Намеревался навестить Колтонов и поблагодарить их, а потом решил, что ни к чему напоминать о себе — я доставил им немало неприятностей. И направился на запад, думая о Шарлотте. Мысли о ней преследовали меня, словно мотив, который невозможно выкинуть из головы, но вместо того, чтобы свернуть в Юму, я ехал и ехал прямо, пока не достиг реки Колорадо.
Под чужим именем заглянул в Ла-Пас узнать про своих. Отец благополучно отправился в могилу, а мама сбежала с каким-то банкиром из Калифорнии. Этого было достаточно: мама в безопасности, отца больше нет. Но я все никак не мог успокоиться и где-нибудь осесть, а продолжил свое бесконечно бегство.
Я читал все статьи Шарлотты, читал все газеты, которые только мне попадались, и заодно прочел «Вокруг света за восемьдесят дней». Купил себе простую шляпу и побрил голову. И, взглянув после преображения в зеркало, впервые не увидел в нем отражения своего отца. Не осталось ничего, что напоминало бы мне о Малыше, о Роузе и его «Всадниках», словно я стал другим человеком.
И тогда я написал ей снова, хотя только спустя несколько дней понял, что было тому причиной.
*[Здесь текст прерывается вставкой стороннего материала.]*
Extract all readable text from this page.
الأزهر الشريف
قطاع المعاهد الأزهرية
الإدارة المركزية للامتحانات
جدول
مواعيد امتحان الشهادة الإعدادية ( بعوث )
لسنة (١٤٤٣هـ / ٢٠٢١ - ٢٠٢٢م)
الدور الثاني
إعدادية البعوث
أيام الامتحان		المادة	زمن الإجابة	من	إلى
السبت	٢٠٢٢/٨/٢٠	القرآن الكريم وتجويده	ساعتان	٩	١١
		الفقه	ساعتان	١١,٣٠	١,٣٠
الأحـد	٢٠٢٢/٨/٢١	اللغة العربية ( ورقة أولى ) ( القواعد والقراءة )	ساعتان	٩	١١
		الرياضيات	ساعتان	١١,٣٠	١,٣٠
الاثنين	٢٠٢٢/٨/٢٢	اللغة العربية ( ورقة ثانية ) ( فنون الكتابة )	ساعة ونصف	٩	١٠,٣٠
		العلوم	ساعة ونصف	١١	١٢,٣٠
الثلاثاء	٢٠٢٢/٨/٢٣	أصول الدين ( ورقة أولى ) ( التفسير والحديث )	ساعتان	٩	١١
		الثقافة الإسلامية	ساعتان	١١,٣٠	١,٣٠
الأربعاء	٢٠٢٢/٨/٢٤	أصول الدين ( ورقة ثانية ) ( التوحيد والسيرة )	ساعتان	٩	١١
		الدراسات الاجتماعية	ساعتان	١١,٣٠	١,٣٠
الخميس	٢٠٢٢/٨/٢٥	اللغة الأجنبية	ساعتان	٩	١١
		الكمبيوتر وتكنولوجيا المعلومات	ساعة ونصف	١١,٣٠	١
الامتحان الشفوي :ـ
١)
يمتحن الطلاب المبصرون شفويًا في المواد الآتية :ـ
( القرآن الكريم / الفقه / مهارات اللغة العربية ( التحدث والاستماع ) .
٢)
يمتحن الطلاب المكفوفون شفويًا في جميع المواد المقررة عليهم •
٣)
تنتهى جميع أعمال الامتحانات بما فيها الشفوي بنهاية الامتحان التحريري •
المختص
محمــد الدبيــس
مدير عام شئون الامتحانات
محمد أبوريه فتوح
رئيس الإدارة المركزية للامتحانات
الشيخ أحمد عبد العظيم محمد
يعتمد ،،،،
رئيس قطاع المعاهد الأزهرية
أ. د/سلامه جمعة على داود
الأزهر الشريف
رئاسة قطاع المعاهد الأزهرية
Все просто — я хотел ее увидеть, должен был ее увидеть. Не потому, что ждал чего-то, а потому что она одна знала меня и тем и другим — сначала имела дело с Малышом Роуза, а потом видела, как стоял перед лицом смерти Риз Мерфи. Чтобы жить дальше — по-настоящему, а не бесцельно скитаясь по городам и весям, — мне нужно было принять это в себе. И в этом она одна могла мне помочь. Если бы захотела.
Я добрался до Юмы и зашел в «Инквайрер», но она уже уволилась. Наборщица из типографии сказала, что она едет на восток и поезд отправляется сегодня. Я не мог заставить себя искать ее дом, вскрывать старые раны, если ей этого не нужно или она не готова. Так что я пошел на станцию и стал ждать там.
Решать ей.
Возможно, я мог бы стать человеком-невидимкой, если бы еще немного попрактиковался. Я занимался этим все последние одиннадцать месяцев, и с каждым днем у меня получалось все лучше. Весь мир может считать меня мертвецом или героем из какой-то легенды, но я должен знать, узнает ли меня она.
Вот она смотрит, как поезд приближается к перрону.
Двери пассажирского вагона открываются. Народ начинает входить, она идет вместе со всеми, а я немного задерживаюсь.
Я хорошо знаком с этими вагонами Южно-Тихоокеанской, с ними связаны неприятные воспоминания о скверных делах. Хотя я уже не тот человек, шрамы от ужасного прошлого остаются навсегда.
Я заскакиваю в вагон последним.
Она сидит в дальнем конце и смотрит в окно напряженно и печально, словно не уверена, что сделала правильный выбор. Или, возможно, сожалеет о своей потере. Я иду в ее сторону. Она смотрит на проход, ее взгляд скользит надо мной, сквозь меня, дальше… Но быстро возвращается. Она улавливает что-то под моей новой шляпой, что-то знакомое, и тут ее взгляд встречается с моим.
Она резко выпрямляется, прижав пальцы к губам, пытаясь скрыть расцветающую улыбку, затем медленно кивает на сиденье рядом, словно приглашая: «Садись».
И я отвечаю:
— Хорошо, Шарлотта Вон. Как скажешь.
От автора
События этой книги разворачиваются десятью годами позже, чем в «Пути отмщения». За десятилетие ландшафт Аризоны разительно изменился. Большую часть Территории пересекли железнодорожные линии, связавшие между собой поселения и изменившие жизнь их обитателей.
Во многих отношениях это было хорошо. Стало легче доставлять грузы в города и поселки. Цены на перевозки снизились. На западе стали появляться новые производства и рабочие места. Однако плата за развитие оказалась непомерно высокой. При прокладке путей пострадали коренные американцы — они были изгнаны с исконно принадлежавших им земель, загнаны в резервации или хладнокровно истреблены. Дороги строились в основном руками представителей аризонских этнических меньшинств — китайцев и мексиканцев, которые получали за свой труд гораздо меньше, чем белые бригадиры и рабочие.
А когда дороги были выстроены, это принесло убытки другим группам населения. Убавилось работы у ковбоев и других работников на ранчо. Если раньше скот приходилось перегонять по прерии несколько месяцев, теперь его можно было перевезти за несколько дней. Часто дороги даже пересекали традиционные пути перегонщиков скота. Все расширяющаяся железнодорожная сеть вкупе с необычно снежной зимой 1887 года практически уничтожили скотоводческую отрасль, которая так до конца и не оправилась.